O ser humano mata outros seres humanos para conquistar.
Mata para obter riquezas.
Mata por ódio, por despeito, por inveja.
Mata por fanatismo religioso ou nacionalista.
Mata para ter razão, motivo que Robert Musil, no seu livro-oceano “O Homem sem Qualidades”, diz ser uma das mais importantes causas para a violência no Mundo.
Pode até matar por desequilíbrio psíquico.
Mas mata também, e mata mais vezes do que se pensa, para obter Fama e Imortalidade.
Não sei nem saberei tão cedo se foi esse o caso de Stephen Paddock, nativo americano, habitante de Mesquite sem antecedentes criminais ou militares, que anteontem fuzilou, a uma distante queima-roupa, centenas de pessoas em Las Vegas. O Estado Islâmico reivindicou a autoria da tragédia, o que vai sendo um padrão – reivindicar qualquer ataque ou assassínio em massa, seja onde for que aconteça, perpetrado por quem quer que seja. Permanece a dúvida e com ela o medo, o medo que paralisa, seja a acção de homens livres seja o constructo de uma sociedade contemporânea, civilizada e tolerante.
Não sei se foi o Estado Islâmico. Mas a facilidade do acesso a armas é determinante para o número, a frequência e letalidade dos ataques. Nos EUA há mais de 300 milhões de armas de fogo legais em mãos civis, quase uma por cada homem, mulher e criança (!); em 2016 houve 384 tiroteios em massa, aqueles com 4 ou mais pessoas feridas ou mortas por armas de fogo. Esses mortos e feridos não são senão uma ínfima parte das vítimas – mais de metade suicídios.
A pergunta é: porquê? A razão sempre evocada é a 2ª emenda à Constituição: “Sendo uma milícia bem regulada necessária à segurança de um Estado livre, o direito do povo a guardar e usar armas não pode ser infringido”. Vai longa a discussão entre a “teoria do direito individual” de uso de armas, que considera que não podem ser aplicadas restrições ao seu uso e a “teoria do direito colectivo”, segundo o qual o legislador, seja ele local, estadual ou federal, tem autoridade para regular o uso de armas de fogo por parte dos cidadãos individuais. No Supremo Tribunal norte-americano, a jurisprudência oscila entre as duas teses; em 1939 estabelecia que a 2ª emenda visava a eficácia das forças armadas (da “milícia”), pelo que os Estados podiam regular o uso individual de armas; os casos Columbia v. Heller, de 2009, e McDonald v. Chicago, de 2010, levaram à quase reversão dessa teoria, decretando o direito individual ao uso de armas.

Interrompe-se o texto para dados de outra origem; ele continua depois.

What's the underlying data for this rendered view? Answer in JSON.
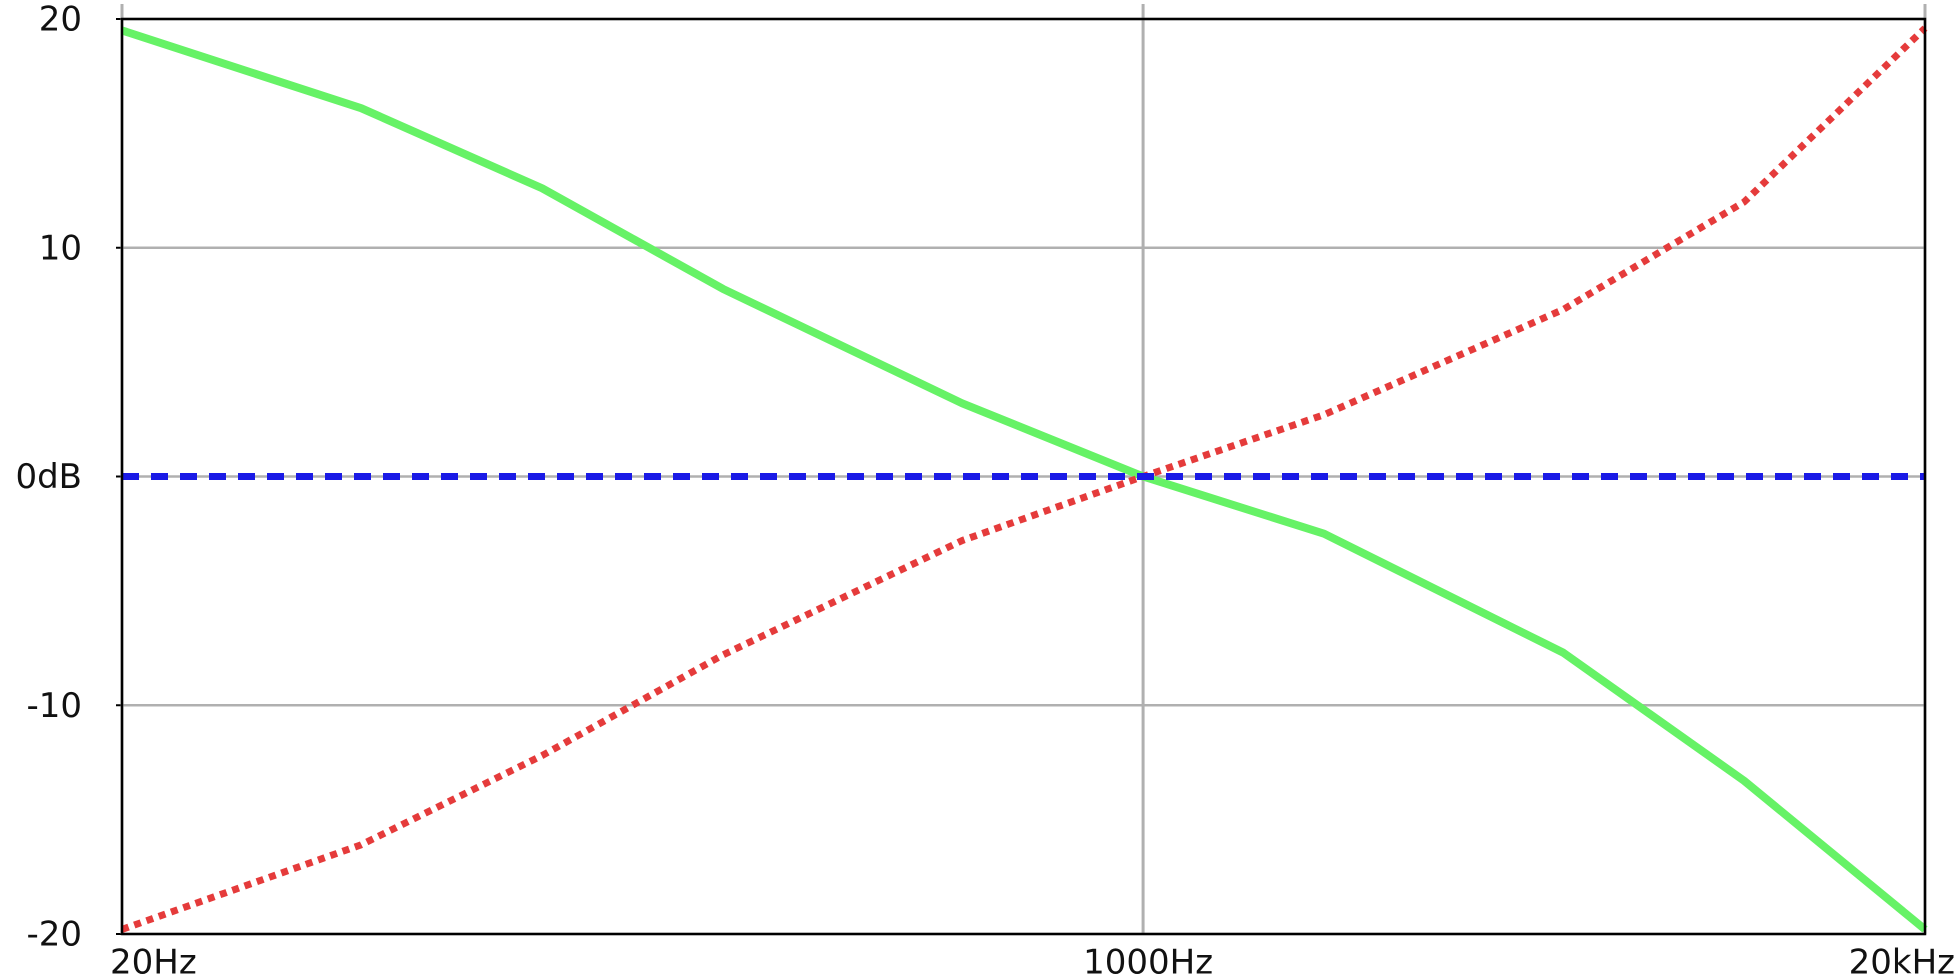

E a pergunta volta a ser: porquê? Com um número assustador de vítimas por armas de fogo e o aumento constante de tiroteios na praça pública – mais de 50 mortos em Las Vegas, um recorde -, como justificar a continuação da defesa do direito de porte de arma, afinal assente numa prescrição velha de 150 anos, quando o Oeste era selvagem e a lei uma mera aspiração?

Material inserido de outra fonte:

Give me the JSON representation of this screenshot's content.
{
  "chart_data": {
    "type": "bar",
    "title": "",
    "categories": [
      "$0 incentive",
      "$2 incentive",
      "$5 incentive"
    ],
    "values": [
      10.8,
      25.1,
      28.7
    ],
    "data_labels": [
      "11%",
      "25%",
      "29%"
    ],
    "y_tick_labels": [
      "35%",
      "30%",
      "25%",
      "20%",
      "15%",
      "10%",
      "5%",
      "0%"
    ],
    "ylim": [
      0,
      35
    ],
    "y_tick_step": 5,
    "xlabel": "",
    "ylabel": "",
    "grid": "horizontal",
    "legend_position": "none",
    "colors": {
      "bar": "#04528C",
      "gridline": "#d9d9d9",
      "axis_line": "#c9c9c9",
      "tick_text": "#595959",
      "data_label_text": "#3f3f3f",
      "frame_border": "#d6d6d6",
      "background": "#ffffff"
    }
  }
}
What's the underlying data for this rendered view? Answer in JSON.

Há um racional para a defesa do uso individual das armas de fogo. Em 2012, após o massacre numa escola em Newtown, Le Pierre, vice-presidente da poderosa National Rifle Association (NRA), o mais influente lobby pró-armas do país, disse que “um tipo mau com uma arma só pode ser parado por um tipo bom com uma arma”. E se nesse caso a ideia era colocar homens armados em todas as escolas do país, ela – a ideia – vai mais longe do que isso: trata-se de armar os cidadãos como forma de combater o crime com armas de fogo.
Donald Trump repetiu-o mais tarde inúmeras vezes: se mais pessoas estivessem armadas, menos teriam sido vítimas dos vários tiroteios em massa, na América ou alhures – e citou Paris como exemplo. A responsabilidade pelas vítimas, defende Trump como tinha defendido o vice-presidente Wayne Le Pierre da NRA e como defendem os militantes das “armas para todos” é dos “bad guys” (os meninos maus que o Padre Américo dizia não existirem); a posse de armas pelos “bons” chegaria para diminuir as tragédias – e o seu grau.
A sério?
Bom, a verdade é que nos EUA já há 300 milhões de armas de fogo em mãos civis e os tiroteios, e os mortos com armas de fogo, e as vítimas de disparos acidentais (incluindo, muitas, mas muitas crianças) impressionam. Quantas armas será preciso distribuir aos “bons” para acabar com os “maus” e diminuir a virulência do seu uso?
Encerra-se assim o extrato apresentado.